Soft, Spotted Animal
It is evening, the last weekend in August, and I am trying to remember what it is like to wear shorts. Sundresses and bathing suits too. I sit on the granite-studded shores of Lake Wahwashkesh in northern Ontario, stretched atop the gray wooden dock of my boyfriend’s family cottage. I study clusters of lanky conifers across the bay, tracing the ebb and flow of their cragged boughs and admiring their resemblance to the trees in Emily Carr paintings. Summer does not end before September anymore. My joints swell in the dry heat; my long track pants warp from an afternoon’s worth of sweat. The polyester pools around my ankles, sticks to my knees.

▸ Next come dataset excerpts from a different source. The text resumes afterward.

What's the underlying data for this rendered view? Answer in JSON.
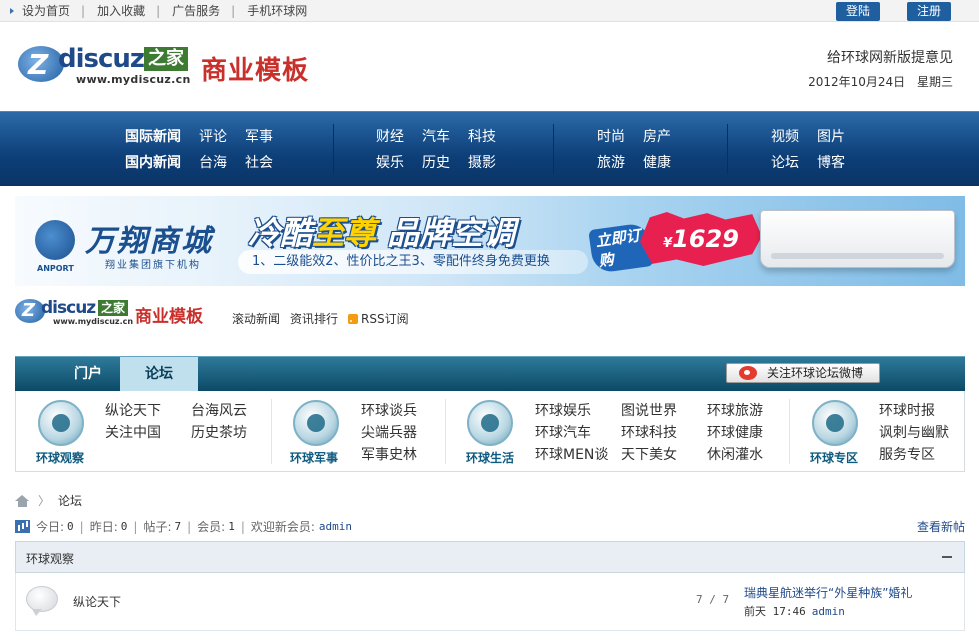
{
  "topbar": {
    "links": [
      "设为首页",
      "加入收藏",
      "广告服务",
      "手机环球网"
    ],
    "login": "登陆",
    "register": "注册"
  },
  "header": {
    "logo_text": "discuz",
    "logo_badge": "之家",
    "logo_title": "商业模板",
    "logo_url": "www.mydiscuz.cn",
    "feedback": "给环球网新版提意见",
    "date": "2012年10月24日 星期三"
  },
  "mainnav": {
    "groups": [
      {
        "row1": [
          "国际新闻",
          "评论",
          "军事"
        ],
        "row2": [
          "国内新闻",
          "台海",
          "社会"
        ]
      },
      {
        "row1": [
          "财经",
          "汽车",
          "科技"
        ],
        "row2": [
          "娱乐",
          "历史",
          "摄影"
        ]
      },
      {
        "row1": [
          "时尚",
          "房产"
        ],
        "row2": [
          "旅游",
          "健康"
        ]
      },
      {
        "row1": [
          "视频",
          "图片"
        ],
        "row2": [
          "论坛",
          "博客"
        ]
      }
    ]
  },
  "banner": {
    "brand": "万翔商城",
    "brand_sub_en": "ANPORT",
    "brand_sub_cn": "翔业集团旗下机构",
    "slogan_a": "冷酷",
    "slogan_b": "至尊",
    "slogan_c": " 品牌空调",
    "features": "1、二级能效2、性价比之王3、零配件终身免费更换",
    "buy": "立即订购",
    "price_symbol": "¥",
    "price": "1629"
  },
  "sublogo": {
    "links": [
      "滚动新闻",
      "资讯排行",
      "RSS订阅"
    ]
  },
  "tabs": {
    "items": [
      "门户",
      "论坛"
    ],
    "weibo": "关注环球论坛微博"
  },
  "categories": [
    {
      "name": "环球观察",
      "links": [
        "纵论天下",
        "台海风云",
        "关注中国",
        "历史茶坊"
      ]
    },
    {
      "name": "环球军事",
      "links": [
        "环球谈兵",
        "尖端兵器",
        "军事史林"
      ]
    },
    {
      "name": "环球生活",
      "links": [
        "环球娱乐",
        "图说世界",
        "环球旅游",
        "环球汽车",
        "环球科技",
        "环球健康",
        "环球MEN谈",
        "天下美女",
        "休闲灌水"
      ]
    },
    {
      "name": "环球专区",
      "links": [
        "环球时报",
        "讽刺与幽默",
        "服务专区"
      ]
    }
  ],
  "breadcrumb": {
    "current": "论坛"
  },
  "stats": {
    "today_label": "今日:",
    "today": "0",
    "yesterday_label": "昨日:",
    "yesterday": "0",
    "posts_label": "帖子:",
    "posts": "7",
    "members_label": "会员:",
    "members": "1",
    "welcome_label": "欢迎新会员:",
    "newest": "admin",
    "new_posts": "查看新帖"
  },
  "forum": {
    "category": "环球观察",
    "rows": [
      {
        "name": "纵论天下",
        "counts": "7 / 7",
        "last_title": "瑞典星航迷举行“外星种族”婚礼",
        "last_time": "前天 17:46",
        "last_author": "admin"
      }
    ]
  }
}
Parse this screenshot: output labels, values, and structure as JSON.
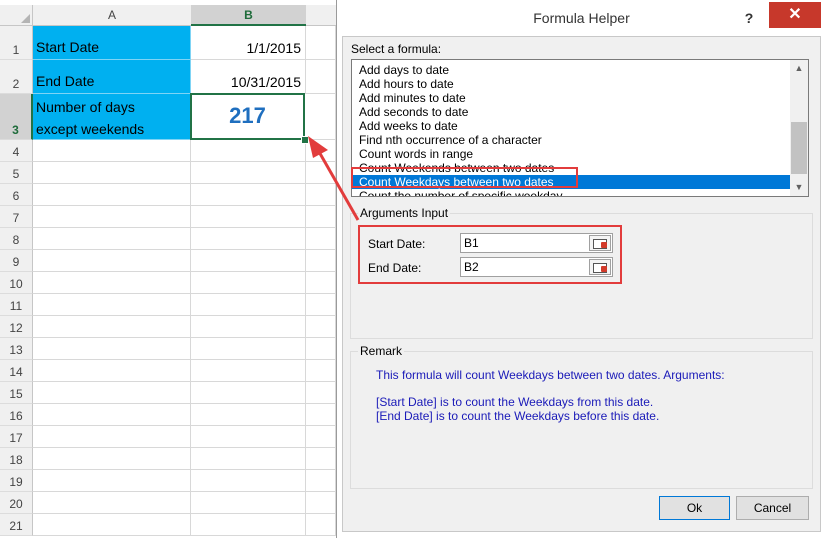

I am reaching for a time before scars but cannot find one. How did it feel, baring my legs? Inviting the evening up around my thighs? The picking started before memory. In old family Christmas cards and elementary school yearbooks, they are always there: pink and red spots riddling my cheeks, spattering my legs and arms.
I am in the first grade. My parents beg me to leave the ones on my face, just for the week — just until after class photos have been taken. When Picture Day arrives and I am coaxed into a frilly dress, there is a deep, blood-filled circle on my forehead, halfway up and just left of center. In the thumb-sized square picture proofs that I find a decade and a half later, the spot glints like a small, crimson gem.
I am in grade four, possibly five. I have moved to a farm, an hour northwest of the city, and my limbs are covered in horsefly bites turned open flesh wounds. As he watches me peel off thick cotton socks and shin guards in the passenger seat after soccer practice, my father suggests, gently, that there might come a time when I will want scar-free skin.